長く入っていると、外から「あの人長いな」とわかる仕組みです。
合理的ではあります。
でも、なんとも言えない気持ち悪さが残ります。
この違和感、ちゃんと分解してみます。
気持ち悪さ①:「晒されている感じ」
トイレの利用時間が外に出る。
これ、地味にストレスですよね。
では、なぜ嫌なのか。
なぜ①
自分の行動が他人に可視化されるからです。
なぜ②
可視化されると「評価される前提」になるからです。
なぜ③
評価される状態は、人間にとって無意識の圧になるからです。
つまりこれは、
「匿名でいられるはずの空間が壊れている」という問題です。
気持ち悪さ②:「逃げ場がない感じ」
個室の中に広告画面。
用を足している最中にも情報が流れてくる。
では、なぜ嫌なのか。
なぜ①
物理的に視界から逃げにくいからです。
なぜ②
強制的に注意を奪われるからです。
なぜ③
「自分で選んでいない情報」に晒され続けると疲れるからです。
これはつまり、
「最後の無防備な空間が広告に侵食されている」という問題です。
気持ち悪さ③:「人として扱われていない感じ」
長居を防ぐための仕組み。
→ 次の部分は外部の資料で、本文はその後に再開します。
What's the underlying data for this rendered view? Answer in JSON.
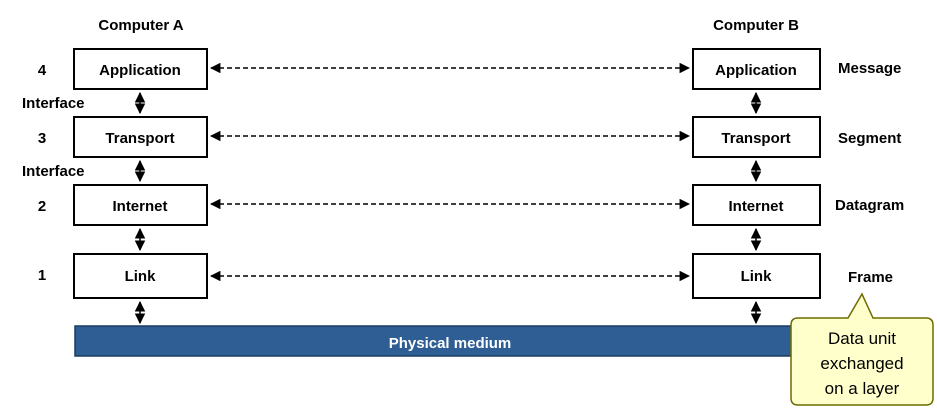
{
  "computers": {
    "a_title": "Computer A",
    "b_title": "Computer B"
  },
  "layers": [
    {
      "number": "4",
      "name": "Application",
      "data_unit": "Message"
    },
    {
      "number": "3",
      "name": "Transport",
      "data_unit": "Segment"
    },
    {
      "number": "2",
      "name": "Internet",
      "data_unit": "Datagram"
    },
    {
      "number": "1",
      "name": "Link",
      "data_unit": "Frame"
    }
  ],
  "interfaces": [
    "Interface",
    "Interface"
  ],
  "physical_medium": "Physical medium",
  "callout": {
    "line1": "Data unit",
    "line2": "exchanged",
    "line3": "on a layer"
  },
  "colors": {
    "medium": "#2e5e94",
    "callout_fill": "#ffffcc"
  }
}
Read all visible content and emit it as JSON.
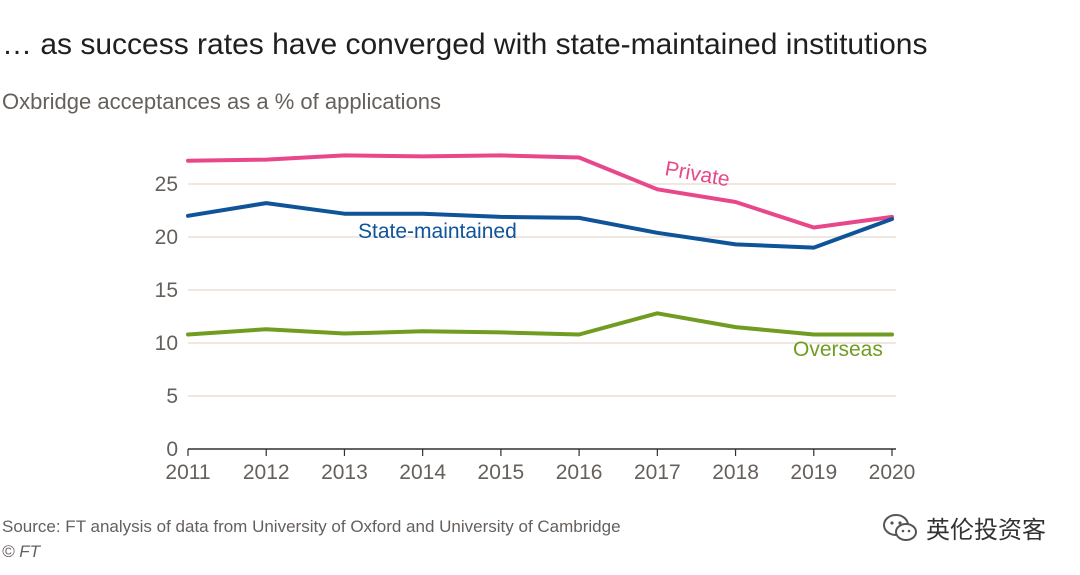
{
  "header": {
    "title": "… as success rates have converged with state-maintained institutions",
    "subtitle": "Oxbridge acceptances as a % of applications"
  },
  "footer": {
    "source": "Source: FT analysis of data from University of Oxford and University of Cambridge",
    "copyright": "© FT"
  },
  "watermark": {
    "text": "英伦投资客",
    "icon": "wechat-icon"
  },
  "colors": {
    "private": "#e8488a",
    "state": "#0f5499",
    "overseas": "#709c21",
    "grid": "#e6d9ce",
    "axis": "#33302e"
  },
  "chart_data": {
    "type": "line",
    "title": "… as success rates have converged with state-maintained institutions",
    "subtitle": "Oxbridge acceptances as a % of applications",
    "x": [
      2011,
      2012,
      2013,
      2014,
      2015,
      2016,
      2017,
      2018,
      2019,
      2020
    ],
    "x_tick_labels": [
      "2011",
      "2012",
      "2013",
      "2014",
      "2015",
      "2016",
      "2017",
      "2018",
      "2019",
      "2020"
    ],
    "y_ticks": [
      0,
      5,
      10,
      15,
      20,
      25
    ],
    "y_tick_labels": [
      "0",
      "5",
      "10",
      "15",
      "20",
      "25"
    ],
    "ylim": [
      0,
      28
    ],
    "grid": "horizontal",
    "series": [
      {
        "name": "Private",
        "color": "#e8488a",
        "values": [
          27.2,
          27.3,
          27.7,
          27.6,
          27.7,
          27.5,
          24.5,
          23.3,
          20.9,
          21.9
        ]
      },
      {
        "name": "State-maintained",
        "color": "#0f5499",
        "values": [
          22.0,
          23.2,
          22.2,
          22.2,
          21.9,
          21.8,
          20.4,
          19.3,
          19.0,
          21.7
        ]
      },
      {
        "name": "Overseas",
        "color": "#709c21",
        "values": [
          10.8,
          11.3,
          10.9,
          11.1,
          11.0,
          10.8,
          12.8,
          11.5,
          10.8,
          10.8
        ]
      }
    ]
  }
}
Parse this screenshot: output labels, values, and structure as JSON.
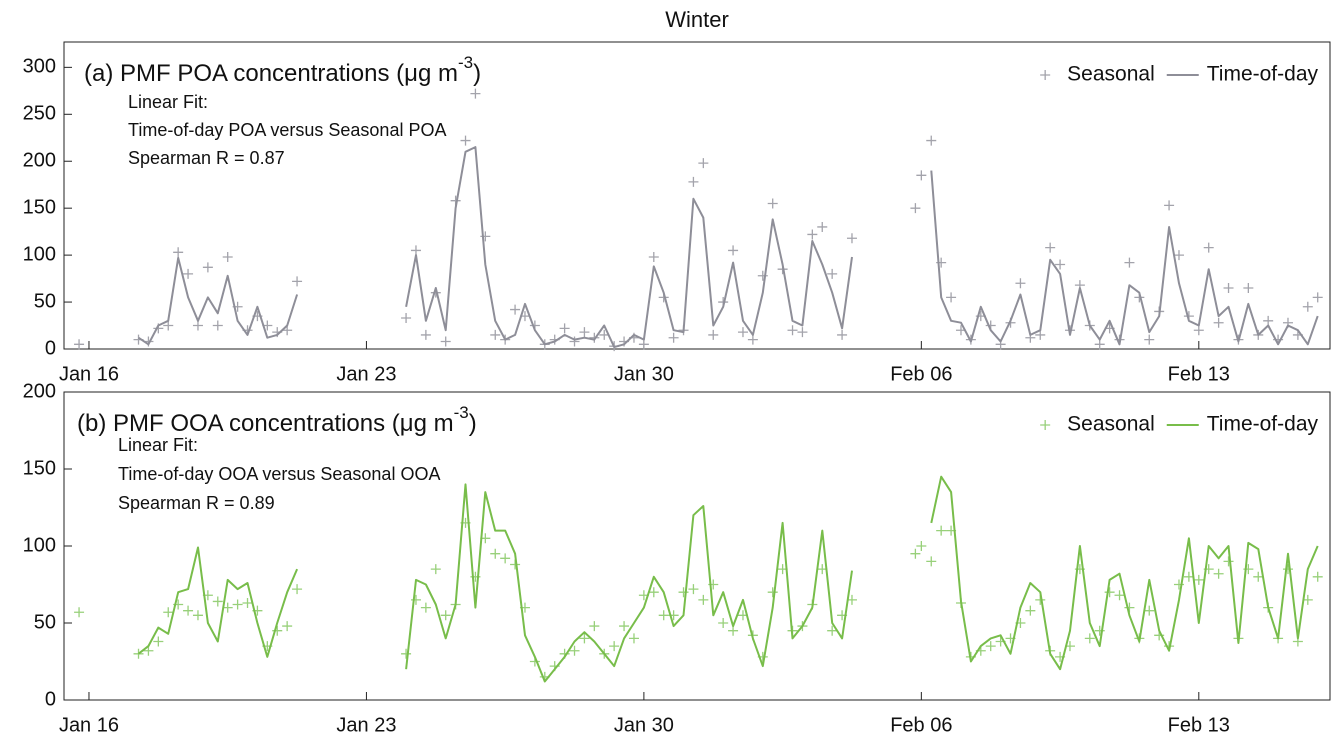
{
  "suptitle": "Winter",
  "chart_data": [
    {
      "type": "line",
      "title": [
        "(a) PMF POA concentrations (μg m",
        "-3",
        ")"
      ],
      "annotations": [
        "Linear Fit:",
        "Time-of-day POA versus Seasonal POA",
        "Spearman R = 0.87"
      ],
      "legend": "upper right",
      "xlim": [
        15.37,
        47.31
      ],
      "xticks": [
        {
          "value": 16,
          "label": "Jan 16"
        },
        {
          "value": 23,
          "label": "Jan 23"
        },
        {
          "value": 30,
          "label": "Jan 30"
        },
        {
          "value": 37,
          "label": "Feb 06"
        },
        {
          "value": 44,
          "label": "Feb 13"
        }
      ],
      "ylim": [
        0,
        327
      ],
      "yticks": [
        0,
        50,
        100,
        150,
        200,
        250,
        300
      ],
      "x": [
        15.75,
        17.25,
        17.5,
        17.75,
        18,
        18.25,
        18.5,
        18.75,
        19,
        19.25,
        19.5,
        19.75,
        20,
        20.25,
        20.5,
        20.75,
        21,
        21.25,
        22.5,
        24,
        24.25,
        24.5,
        24.75,
        25,
        25.25,
        25.5,
        25.75,
        26,
        26.25,
        26.5,
        26.75,
        27,
        27.25,
        27.5,
        27.75,
        28,
        28.25,
        28.5,
        28.75,
        29,
        29.25,
        29.5,
        29.75,
        30,
        30.25,
        30.5,
        30.75,
        31,
        31.25,
        31.5,
        31.75,
        32,
        32.25,
        32.5,
        32.75,
        33,
        33.25,
        33.5,
        33.75,
        34,
        34.25,
        34.5,
        34.75,
        35,
        35.25,
        36.25,
        36.85,
        37,
        37.25,
        37.5,
        37.75,
        38,
        38.25,
        38.5,
        38.75,
        39,
        39.25,
        39.5,
        39.75,
        40,
        40.25,
        40.5,
        40.75,
        41,
        41.25,
        41.5,
        41.75,
        42,
        42.25,
        42.5,
        42.75,
        43,
        43.25,
        43.5,
        43.75,
        44,
        44.25,
        44.5,
        44.75,
        45,
        45.25,
        45.5,
        45.75,
        46,
        46.25,
        46.5,
        46.75,
        47
      ],
      "series": [
        {
          "name": "Seasonal",
          "mode": "markers",
          "color": "#a3a3ab",
          "values": [
            5,
            10,
            8,
            22,
            25,
            103,
            80,
            25,
            87,
            25,
            98,
            45,
            20,
            35,
            25,
            18,
            20,
            72,
            null,
            33,
            105,
            15,
            60,
            8,
            158,
            222,
            272,
            120,
            15,
            10,
            42,
            35,
            25,
            5,
            10,
            22,
            8,
            18,
            12,
            15,
            3,
            8,
            12,
            5,
            98,
            55,
            12,
            20,
            178,
            198,
            15,
            50,
            105,
            18,
            10,
            78,
            155,
            85,
            20,
            18,
            122,
            130,
            80,
            15,
            118,
            null,
            150,
            185,
            222,
            92,
            55,
            20,
            10,
            35,
            25,
            5,
            28,
            70,
            12,
            15,
            108,
            90,
            20,
            68,
            25,
            5,
            22,
            10,
            92,
            55,
            10,
            40,
            153,
            100,
            35,
            20,
            108,
            28,
            65,
            10,
            65,
            15,
            30,
            10,
            28,
            15,
            45,
            55
          ]
        },
        {
          "name": "Time-of-day",
          "mode": "lines",
          "color": "#8e8e98",
          "values": [
            null,
            12,
            5,
            25,
            30,
            97,
            55,
            30,
            55,
            38,
            78,
            30,
            15,
            45,
            12,
            15,
            25,
            58,
            null,
            45,
            100,
            30,
            65,
            20,
            150,
            210,
            215,
            90,
            30,
            10,
            15,
            48,
            20,
            5,
            8,
            15,
            10,
            12,
            10,
            25,
            2,
            5,
            15,
            10,
            88,
            60,
            20,
            18,
            160,
            140,
            25,
            45,
            92,
            30,
            15,
            60,
            138,
            90,
            30,
            25,
            115,
            90,
            60,
            22,
            98,
            null,
            null,
            null,
            190,
            55,
            30,
            28,
            8,
            45,
            20,
            8,
            30,
            58,
            15,
            20,
            95,
            80,
            15,
            65,
            25,
            10,
            30,
            5,
            68,
            60,
            18,
            35,
            130,
            70,
            30,
            25,
            85,
            35,
            45,
            8,
            48,
            15,
            25,
            5,
            25,
            20,
            5,
            35
          ]
        }
      ]
    },
    {
      "type": "line",
      "title": [
        "(b) PMF OOA concentrations (μg m",
        "-3",
        ")"
      ],
      "annotations": [
        "Linear Fit:",
        "Time-of-day OOA versus Seasonal OOA",
        "Spearman R = 0.89"
      ],
      "legend": "upper right",
      "xlim": [
        15.37,
        47.31
      ],
      "xticks": [
        {
          "value": 16,
          "label": "Jan 16"
        },
        {
          "value": 23,
          "label": "Jan 23"
        },
        {
          "value": 30,
          "label": "Jan 30"
        },
        {
          "value": 37,
          "label": "Feb 06"
        },
        {
          "value": 44,
          "label": "Feb 13"
        }
      ],
      "ylim": [
        0,
        200
      ],
      "yticks": [
        0,
        50,
        100,
        150,
        200
      ],
      "x": [
        15.75,
        17.25,
        17.5,
        17.75,
        18,
        18.25,
        18.5,
        18.75,
        19,
        19.25,
        19.5,
        19.75,
        20,
        20.25,
        20.5,
        20.75,
        21,
        21.25,
        22.5,
        24,
        24.25,
        24.5,
        24.75,
        25,
        25.25,
        25.5,
        25.75,
        26,
        26.25,
        26.5,
        26.75,
        27,
        27.25,
        27.5,
        27.75,
        28,
        28.25,
        28.5,
        28.75,
        29,
        29.25,
        29.5,
        29.75,
        30,
        30.25,
        30.5,
        30.75,
        31,
        31.25,
        31.5,
        31.75,
        32,
        32.25,
        32.5,
        32.75,
        33,
        33.25,
        33.5,
        33.75,
        34,
        34.25,
        34.5,
        34.75,
        35,
        35.25,
        36.25,
        36.85,
        37,
        37.25,
        37.5,
        37.75,
        38,
        38.25,
        38.5,
        38.75,
        39,
        39.25,
        39.5,
        39.75,
        40,
        40.25,
        40.5,
        40.75,
        41,
        41.25,
        41.5,
        41.75,
        42,
        42.25,
        42.5,
        42.75,
        43,
        43.25,
        43.5,
        43.75,
        44,
        44.25,
        44.5,
        44.75,
        45,
        45.25,
        45.5,
        45.75,
        46,
        46.25,
        46.5,
        46.75,
        47
      ],
      "series": [
        {
          "name": "Seasonal",
          "mode": "markers",
          "color": "#98d07a",
          "values": [
            57,
            30,
            32,
            38,
            57,
            62,
            58,
            55,
            68,
            64,
            60,
            62,
            63,
            58,
            35,
            45,
            48,
            72,
            null,
            30,
            65,
            60,
            85,
            55,
            62,
            115,
            80,
            105,
            95,
            92,
            88,
            60,
            25,
            15,
            22,
            30,
            32,
            40,
            48,
            30,
            35,
            48,
            40,
            68,
            70,
            55,
            55,
            70,
            72,
            65,
            75,
            50,
            45,
            55,
            42,
            28,
            70,
            85,
            45,
            48,
            62,
            85,
            45,
            55,
            65,
            null,
            95,
            100,
            90,
            110,
            110,
            63,
            28,
            32,
            35,
            38,
            40,
            50,
            58,
            65,
            32,
            28,
            35,
            85,
            40,
            45,
            70,
            68,
            60,
            40,
            58,
            42,
            35,
            75,
            80,
            78,
            85,
            82,
            90,
            40,
            85,
            80,
            60,
            40,
            85,
            38,
            65,
            80
          ]
        },
        {
          "name": "Time-of-day",
          "mode": "lines",
          "color": "#78bd4a",
          "values": [
            null,
            30,
            35,
            47,
            43,
            70,
            72,
            99,
            50,
            38,
            78,
            72,
            76,
            50,
            28,
            50,
            70,
            85,
            null,
            20,
            78,
            75,
            62,
            40,
            62,
            140,
            60,
            135,
            110,
            110,
            95,
            42,
            28,
            12,
            20,
            28,
            38,
            44,
            38,
            30,
            22,
            40,
            50,
            60,
            80,
            70,
            48,
            55,
            120,
            126,
            55,
            70,
            48,
            65,
            40,
            22,
            60,
            115,
            40,
            48,
            60,
            110,
            50,
            40,
            84,
            null,
            null,
            null,
            115,
            145,
            135,
            64,
            25,
            35,
            40,
            42,
            30,
            60,
            76,
            70,
            30,
            20,
            45,
            100,
            50,
            35,
            78,
            82,
            55,
            38,
            78,
            45,
            32,
            65,
            105,
            50,
            100,
            92,
            100,
            37,
            102,
            98,
            60,
            40,
            95,
            40,
            85,
            100
          ]
        }
      ]
    }
  ]
}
効率化の文脈では正しいです。
でも違和感が残る。
なぜか。
なぜ①
人を「回転率」で扱っているからです。
なぜ②
個別事情(体調など)が無視されるからです。
なぜ③
システム側の都合が優先されているからです。
これはつまり、
「人間が最適化対象にされている」という問題です。
では、これは何の問題か
まとめます。
今回の違和感の正体は、ひとことで言うとこれです。
「効率化が、人間の尊厳を上書きしている」
です。
なぜこうなるのか
ここ、かなり重要です。
こういう設計は、悪意で作られていません。
むしろ逆です。
・回転率を上げたい
・混雑を解消したい
・収益を上げたい
全部、正しい目的です。
でも、その積み重ねで
「人間にとって気持ちいいか?」が抜け落ちる。
結果として、こういうズレが生まれます。
自分ならどう設計するか
ここまで考えないと、ただの批判で終わります。
ぼくならこうします。
・外への表示はやめる(本人にだけ通知)
・広告は完全オプトインにする
・長時間利用はやんわりリマインドする
つまり、
「尊厳を守りながら効率化する」設計です。
まとめ
今回の話、トイレの話に見えますよね。
でも本質は違います。
これからの社会で、
どこまで効率を優先するのか。
どこから人間性を守るのか。
その境界線の話です。
こういう違和感をスルーしないこと。
ここが、これからの時代ではけっこう大事です。